Searching and screening for bowel pathology is best done using the so-called  “mowing-the-lawn” technique. 

This technique requires graded compression, a high-frequency probe and not too viscous US gel. 

Like in mowing the lawn, overlapping lanes are necessary, not to miss any pathology.  

Most commercially available US gels are quite viscous.

It has several advantages to make it more fluent by adding about one third of hot tap water.

Better skin contact prevents disturbing air-artifacts (arrowheads).    

It is time-efficient to put the US gel on the patient, and not on the probe. 

With a normal habitus, one large dose ( ~25 cc) of  diluted US gel is sufficient for the entire examination. 

A small reservoir in the epigastric area may be used for “dipping”. 

In general, liberal use of US gel has great advantages.
There are however two drawbacks: things may get quite messy and hygiene may be endangered. 

This requires “US gel discipline” and a lot of towels or cleaning tissue. 

To avoid the cable getting sticky, you can put it around your neck or place it on the patient’s chest when studying the left flank. 

US gel should be removed from the probe, before putting the probe back. 

Proper cleaning of the probes after each patient speaks for itself. 

Ask the manufacturer what to use as cleaning fluid. 

It is very important to keep the fingers of the probe-hand free of US gel: the combination of rather forceful compression with subtle rotational movements requires a dry hand. 

Graded compression

Advantages compression 

  • closer to the bowel allows high frequency probe 
  • compressing and/or displacing gas-filled bowel

Compression should be graded and gentle

  • not to cause pain
  • to avoid pushing bowel entirely out of the US plane

Graded compression is remarkably well tolerated, even in peritonitis. 

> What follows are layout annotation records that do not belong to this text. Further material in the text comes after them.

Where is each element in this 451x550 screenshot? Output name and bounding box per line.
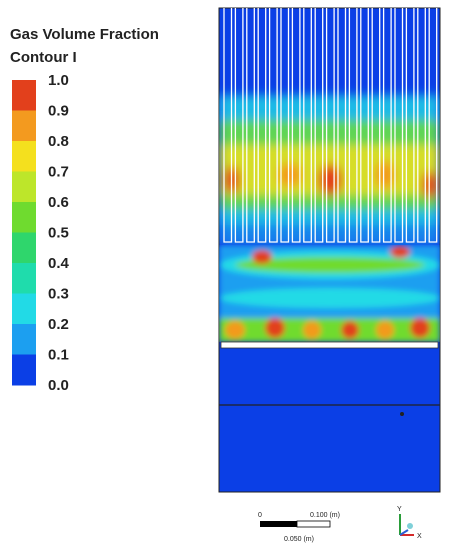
legend-tick-label: 0.9	[48, 103, 69, 120]
color-band	[12, 171, 36, 203]
legend-tick-label: 0.3	[48, 286, 69, 303]
tube	[325, 8, 335, 243]
scale-middle: 0.050 (m)	[284, 536, 314, 543]
tube	[223, 8, 233, 243]
tube	[360, 8, 369, 243]
legend-tick-label: 0.7	[48, 164, 69, 181]
tube	[314, 8, 324, 243]
scale-end: 0.100 (m)	[310, 512, 340, 519]
triad-y: Y	[397, 506, 402, 513]
color-band	[12, 202, 36, 233]
tube	[246, 8, 255, 243]
legend-tick-label: 1.0	[48, 72, 69, 89]
color-band	[12, 324, 36, 355]
legend-tick-label: 0.8	[48, 133, 69, 150]
tube	[337, 8, 347, 243]
axis-triad: Y X	[397, 506, 422, 540]
color-band	[12, 80, 36, 111]
legend-tick-label: 0.2	[48, 316, 69, 333]
legend-tick-label: 0.1	[48, 347, 69, 364]
color-band	[12, 354, 36, 386]
tube	[268, 8, 278, 243]
legend-title: Gas Volume Fraction	[10, 26, 159, 43]
tube	[348, 8, 358, 243]
tube	[303, 8, 312, 243]
tube	[371, 8, 381, 243]
tube	[382, 8, 392, 243]
contour	[218, 7, 441, 493]
color-band	[12, 293, 36, 325]
tube	[405, 8, 415, 243]
triad-x: X	[417, 533, 422, 540]
color-band	[12, 110, 36, 142]
legend-tick-label: 0.0	[48, 377, 69, 394]
tube	[234, 8, 244, 243]
tube	[291, 8, 301, 243]
color-band	[12, 141, 36, 172]
color-band	[12, 263, 36, 294]
color-band	[12, 232, 36, 264]
tube	[394, 8, 404, 243]
tube	[417, 8, 426, 243]
legend-tick-label: 0.5	[48, 225, 69, 242]
legend-title: Contour I	[10, 49, 77, 66]
scale-bar: 0 0.100 (m) 0.050 (m)	[258, 512, 340, 543]
legend-tick-label: 0.6	[48, 194, 69, 211]
tube	[428, 8, 438, 243]
tube	[280, 8, 290, 243]
scale-start: 0	[258, 512, 262, 519]
legend-tick-label: 0.4	[48, 255, 70, 272]
color-bar: 1.0 0.9 0.8 0.7 0.6 0.5 0.4 0.3 0.2 0.1 0.0	[12, 72, 70, 394]
tube	[257, 8, 267, 243]
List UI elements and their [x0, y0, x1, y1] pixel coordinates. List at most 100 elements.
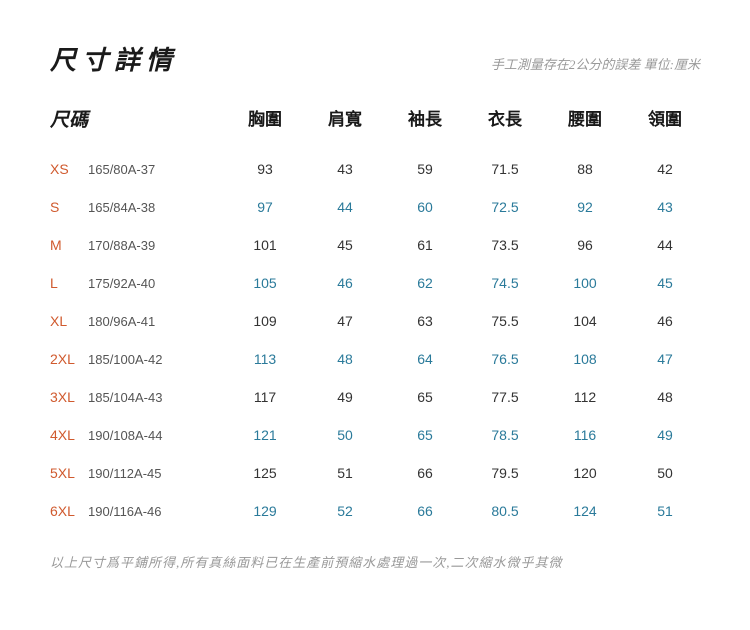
measurement-value: 61: [385, 237, 465, 253]
measurement-value: 48: [305, 351, 385, 367]
measurement-value: 93: [225, 161, 305, 177]
measurement-value: 112: [545, 389, 625, 405]
measurement-value: 73.5: [465, 237, 545, 253]
measurement-value: 47: [305, 313, 385, 329]
measurement-value: 116: [545, 427, 625, 443]
measurement-value: 77.5: [465, 389, 545, 405]
measurement-value: 45: [305, 237, 385, 253]
measurement-note: 手工測量存在2公分的誤差 單位:厘米: [491, 54, 700, 73]
size-code: XL: [50, 313, 80, 329]
measurement-value: 117: [225, 389, 305, 405]
measurement-value: 49: [625, 427, 705, 443]
size-spec: 175/92A-40: [88, 276, 155, 291]
measurement-value: 105: [225, 275, 305, 291]
size-code: S: [50, 199, 80, 215]
measurement-value: 45: [625, 275, 705, 291]
measurement-value: 113: [225, 351, 305, 367]
measurement-value: 52: [305, 503, 385, 519]
size-code: 5XL: [50, 465, 80, 481]
measurement-value: 129: [225, 503, 305, 519]
size-code: 2XL: [50, 351, 80, 367]
measurement-value: 71.5: [465, 161, 545, 177]
measurement-value: 50: [625, 465, 705, 481]
size-spec: 185/104A-43: [88, 390, 162, 405]
measurement-value: 120: [545, 465, 625, 481]
column-header: 胸圍: [225, 105, 305, 132]
measurement-value: 92: [545, 199, 625, 215]
size-cell: 3XL 185/104A-43: [50, 389, 225, 405]
measurement-value: 66: [385, 465, 465, 481]
measurement-value: 124: [545, 503, 625, 519]
table-row: 5XL190/112A-45125516679.512050: [50, 454, 700, 492]
size-code: M: [50, 237, 80, 253]
header: 尺寸詳情 手工測量存在2公分的誤差 單位:厘米: [50, 40, 700, 77]
footer-note: 以上尺寸爲平鋪所得,所有真絲面料已在生產前預縮水處理過一次,二次縮水微乎其微: [50, 552, 700, 571]
measurement-value: 44: [305, 199, 385, 215]
size-spec: 190/108A-44: [88, 428, 162, 443]
measurement-value: 50: [305, 427, 385, 443]
size-code: 4XL: [50, 427, 80, 443]
table-row: 3XL185/104A-43117496577.511248: [50, 378, 700, 416]
size-cell: 6XL 190/116A-46: [50, 503, 225, 519]
table-row: M170/88A-39101456173.59644: [50, 226, 700, 264]
measurement-value: 51: [305, 465, 385, 481]
table-row: 6XL190/116A-46129526680.512451: [50, 492, 700, 530]
size-cell: S165/84A-38: [50, 199, 225, 215]
size-code: L: [50, 275, 80, 291]
size-cell: 5XL190/112A-45: [50, 465, 225, 481]
measurement-value: 48: [625, 389, 705, 405]
table-row: 4XL190/108A-44121506578.511649: [50, 416, 700, 454]
measurement-value: 42: [625, 161, 705, 177]
size-cell: L 175/92A-40: [50, 275, 225, 291]
measurement-value: 49: [305, 389, 385, 405]
measurement-value: 104: [545, 313, 625, 329]
size-code: 3XL: [50, 389, 80, 405]
measurement-value: 108: [545, 351, 625, 367]
measurement-value: 75.5: [465, 313, 545, 329]
measurement-value: 51: [625, 503, 705, 519]
measurement-value: 43: [625, 199, 705, 215]
measurement-value: 66: [385, 503, 465, 519]
column-header: 袖長: [385, 105, 465, 132]
size-spec: 185/100A-42: [88, 352, 162, 367]
table-body: XS165/80A-3793435971.58842S165/84A-38974…: [50, 150, 700, 530]
size-spec: 190/116A-46: [88, 504, 162, 519]
measurement-value: 78.5: [465, 427, 545, 443]
measurement-value: 43: [305, 161, 385, 177]
measurement-value: 125: [225, 465, 305, 481]
measurement-value: 97: [225, 199, 305, 215]
size-table: 尺碼 胸圍 肩寬 袖長 衣長 腰圍 領圍 XS165/80A-379343597…: [50, 105, 700, 530]
measurement-value: 88: [545, 161, 625, 177]
measurement-value: 44: [625, 237, 705, 253]
measurement-value: 65: [385, 389, 465, 405]
measurement-value: 47: [625, 351, 705, 367]
measurement-value: 76.5: [465, 351, 545, 367]
size-cell: M 170/88A-39: [50, 237, 225, 253]
measurement-value: 46: [625, 313, 705, 329]
size-spec: 180/96A-41: [88, 314, 155, 329]
measurement-value: 109: [225, 313, 305, 329]
column-header: 衣長: [465, 105, 545, 132]
table-row: 2XL185/100A-42113486476.510847: [50, 340, 700, 378]
measurement-value: 72.5: [465, 199, 545, 215]
size-cell: 4XL 190/108A-44: [50, 427, 225, 443]
size-column-header: 尺碼: [50, 105, 225, 132]
measurement-value: 79.5: [465, 465, 545, 481]
measurement-value: 62: [385, 275, 465, 291]
measurement-value: 64: [385, 351, 465, 367]
table-header-row: 尺碼 胸圍 肩寬 袖長 衣長 腰圍 領圍: [50, 105, 700, 132]
table-row: S165/84A-3897446072.59243: [50, 188, 700, 226]
size-code: 6XL: [50, 503, 80, 519]
measurement-value: 46: [305, 275, 385, 291]
measurement-value: 63: [385, 313, 465, 329]
table-row: L175/92A-40105466274.510045: [50, 264, 700, 302]
measurement-value: 60: [385, 199, 465, 215]
column-header: 肩寬: [305, 105, 385, 132]
measurement-value: 65: [385, 427, 465, 443]
column-header: 腰圍: [545, 105, 625, 132]
page-title: 尺寸詳情: [50, 40, 178, 77]
table-row: XL180/96A-41109476375.510446: [50, 302, 700, 340]
size-spec: 170/88A-39: [88, 238, 155, 253]
measurement-value: 121: [225, 427, 305, 443]
table-row: XS165/80A-3793435971.58842: [50, 150, 700, 188]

The CT scan shows how intra-abdominal anatomic relations are altered by graded compression.
During compression, the ventral wall of the bowel is compressed against the dorsal wall, eliminating the disturbing effect of gas and other bowel contents. 

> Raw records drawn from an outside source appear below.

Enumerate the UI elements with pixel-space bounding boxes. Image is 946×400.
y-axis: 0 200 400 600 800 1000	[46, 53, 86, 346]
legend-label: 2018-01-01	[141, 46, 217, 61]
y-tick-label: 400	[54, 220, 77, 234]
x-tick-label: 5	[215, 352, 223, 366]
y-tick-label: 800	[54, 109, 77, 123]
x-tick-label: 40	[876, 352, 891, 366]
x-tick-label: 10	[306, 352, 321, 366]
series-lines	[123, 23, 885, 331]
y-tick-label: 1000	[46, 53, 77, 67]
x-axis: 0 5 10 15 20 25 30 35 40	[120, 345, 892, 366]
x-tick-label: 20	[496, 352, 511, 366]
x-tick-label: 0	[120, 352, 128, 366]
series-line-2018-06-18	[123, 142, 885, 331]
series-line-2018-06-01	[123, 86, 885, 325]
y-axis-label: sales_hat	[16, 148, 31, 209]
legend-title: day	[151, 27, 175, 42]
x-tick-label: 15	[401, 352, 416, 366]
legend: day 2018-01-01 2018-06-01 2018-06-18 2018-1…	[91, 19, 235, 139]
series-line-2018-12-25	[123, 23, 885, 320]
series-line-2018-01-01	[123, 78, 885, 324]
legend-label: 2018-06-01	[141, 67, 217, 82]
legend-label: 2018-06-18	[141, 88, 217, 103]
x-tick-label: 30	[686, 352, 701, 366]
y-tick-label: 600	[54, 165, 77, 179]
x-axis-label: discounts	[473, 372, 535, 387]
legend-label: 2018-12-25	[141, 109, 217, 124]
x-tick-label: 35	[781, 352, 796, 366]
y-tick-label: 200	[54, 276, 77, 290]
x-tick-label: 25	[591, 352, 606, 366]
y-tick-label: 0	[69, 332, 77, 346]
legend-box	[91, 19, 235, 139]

This sagittal CT scan demonstrates a retrocecal, inflamed appendix (arrowheads) with an obstructing fecolith (arrow). 

By graded compression with the US probe, the air-filled cecum is pushed aside and the appendix is visualized  close to the abdominal wall (note cm-scale). 

CT shows contracted colon (arrow) in obese patient. 

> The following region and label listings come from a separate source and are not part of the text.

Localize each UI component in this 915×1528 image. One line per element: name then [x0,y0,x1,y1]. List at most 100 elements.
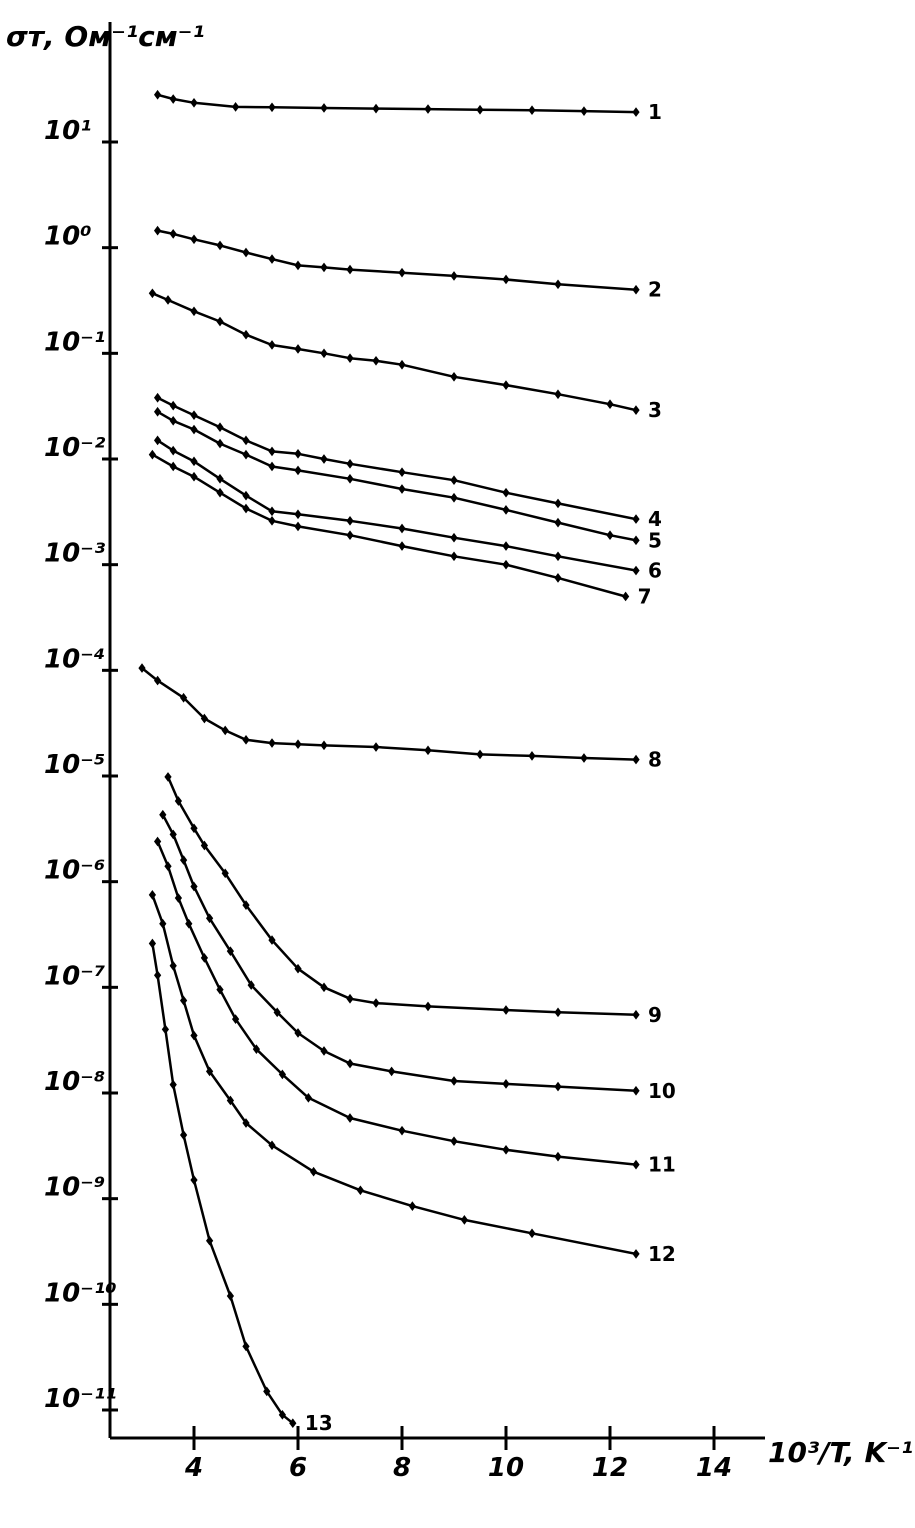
x-tick-label: 4 [184,1453,203,1483]
series-line-1 [157,93,637,114]
data-point [247,980,255,990]
data-point [450,532,458,543]
y-tick-label: 10⁻¹⁰ [44,1278,117,1308]
data-point [242,900,250,910]
series-label-7: 7 [638,584,652,608]
data-point [450,371,458,382]
series-line-3 [151,292,637,412]
data-point [372,742,380,752]
data-point [190,306,198,317]
data-point [398,523,406,534]
data-point [231,1014,240,1024]
data-point [169,415,177,426]
data-point [268,1140,276,1151]
series-label-12: 12 [648,1242,676,1266]
data-point [346,993,354,1004]
data-point [153,89,162,100]
data-point [346,530,354,541]
data-point [268,254,276,264]
data-point [632,1249,640,1259]
series-label-11: 11 [648,1153,676,1177]
data-point [554,1007,562,1018]
series-line-5 [156,410,637,542]
data-point [278,1069,287,1080]
data-point [294,509,302,520]
data-point [242,1118,250,1128]
data-point [278,1410,287,1420]
data-point [554,498,562,509]
data-point [153,675,162,686]
data-point [138,663,146,673]
data-point [632,754,640,765]
y-tick-label: 10⁻³ [44,539,106,569]
data-point [424,104,432,114]
data-point [372,355,380,366]
series-label-5: 5 [648,528,662,552]
y-tick-label: 10⁻⁶ [44,856,105,886]
data-point [268,935,276,945]
series-line-13 [151,943,294,1425]
y-tick-label: 10⁻⁷ [44,961,105,991]
x-tick-label: 6 [289,1453,307,1483]
data-point [632,1009,640,1020]
data-point [320,982,328,993]
data-point [148,288,157,299]
data-point [169,400,177,411]
data-point [190,823,198,834]
y-tick-label: 10⁻¹¹ [44,1384,117,1414]
data-point [221,725,229,736]
data-point [226,1291,235,1301]
data-point [216,240,224,251]
data-point [632,535,640,546]
data-point [205,1235,214,1246]
data-point [346,1113,354,1123]
y-tick-label: 10¹ [44,116,92,146]
data-point [153,435,162,446]
data-point [216,422,224,433]
data-point [450,551,458,562]
data-point [632,1085,640,1096]
data-point [164,772,172,782]
data-point [502,274,510,285]
data-point [346,353,354,364]
y-tick-label: 10⁻¹ [44,327,105,357]
series-line-9 [166,776,637,1017]
data-point [580,106,588,116]
series-label-1: 1 [648,100,662,124]
data-point [398,1125,406,1136]
data-point [320,740,328,751]
data-point [200,713,209,724]
data-point [554,573,562,583]
data-point [502,380,510,390]
y-ticks: 10¹ 10⁰ 10⁻¹ 10⁻² 10⁻³ 10⁻⁴ 10⁻⁵ 10⁻⁶ 10⁻⁷ 10⁻⁸ 10… [44,116,118,1414]
data-point [268,461,276,472]
axes [108,22,765,1440]
data-point [554,389,562,400]
data-point [242,247,250,258]
data-point [304,1093,313,1103]
data-point [621,591,630,602]
data-point [356,1185,365,1196]
data-point [632,284,640,295]
data-point [502,559,510,570]
data-point [554,551,562,562]
data-point [554,1081,562,1092]
data-point [190,424,198,435]
data-point [190,234,198,245]
data-point [294,963,302,974]
data-point [205,1066,214,1077]
data-point [169,461,177,472]
data-point [242,1341,250,1352]
series-3: 3 [148,288,662,422]
data-point [398,541,406,551]
data-point [320,103,328,113]
data-point [205,913,214,924]
series-label-2: 2 [648,278,662,302]
data-point [450,1076,458,1086]
data-point [502,505,510,515]
data-point [169,960,177,971]
data-point [148,938,157,949]
series-label-8: 8 [648,748,662,772]
data-point [372,103,380,114]
series-line-4 [157,396,637,521]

During light compression (middle) the contracted colon can be visualized with a 12 MHz probe.

During moderate compression (right), the relaxed colon can even be seen flattened against the dorsally located psoas muscle.

CT of an obese patient with inactive ulcerative colitis. The sigmoid lies 9 cms from the skin.

During compression (arrowheads) this distance was decreased to 2.5 cms allowing the use of a high frequency probe.

Click on image for animation Click on image for animation

To visualize a tubular structure (e.g. the inflamed appendix) in two perpendicular planes, it is essential to bring the structure in its axial view in the middle of the US image. 

This allows to keep the structure visible, while rotating the probe 90 degrees (click on image). 

Gentle “rocking” of the probe during rotation helps in keeping a small tubular structure in sight.

The rather ovoid than round shape of most probe-handles is not very helpful in making easy and subtle rotational movements combined with compression. 

Try to develop a grip that allows you to rotate the probe from your wrist, and not from your arm or shoulder, always trying to hold the red line axis. 

Preparation of the patient

  1. Allow light breakfast (a cup of tea, juice, some crackers etc.)
  2. No ratio for absolute fasting (unpleasant, hazardous for diabetics, patients may skip vital medication)
  3. No full bladder (unpleasant for the patient and hampers the US examination hindering compression and displacing bowel dorsally).
  4. A half-full bladder is best, but it may be difficult to instruct patients

A half-full bladder allows optimal examination of the bladder and distal ureters and uterus and ovaries in women (images).
In patients with acute abdominal pain, preparation is not an issue: most of the patients have not eaten or have vomited, and are readily instructed not to eat or drink, until a surgical condition is ruled out.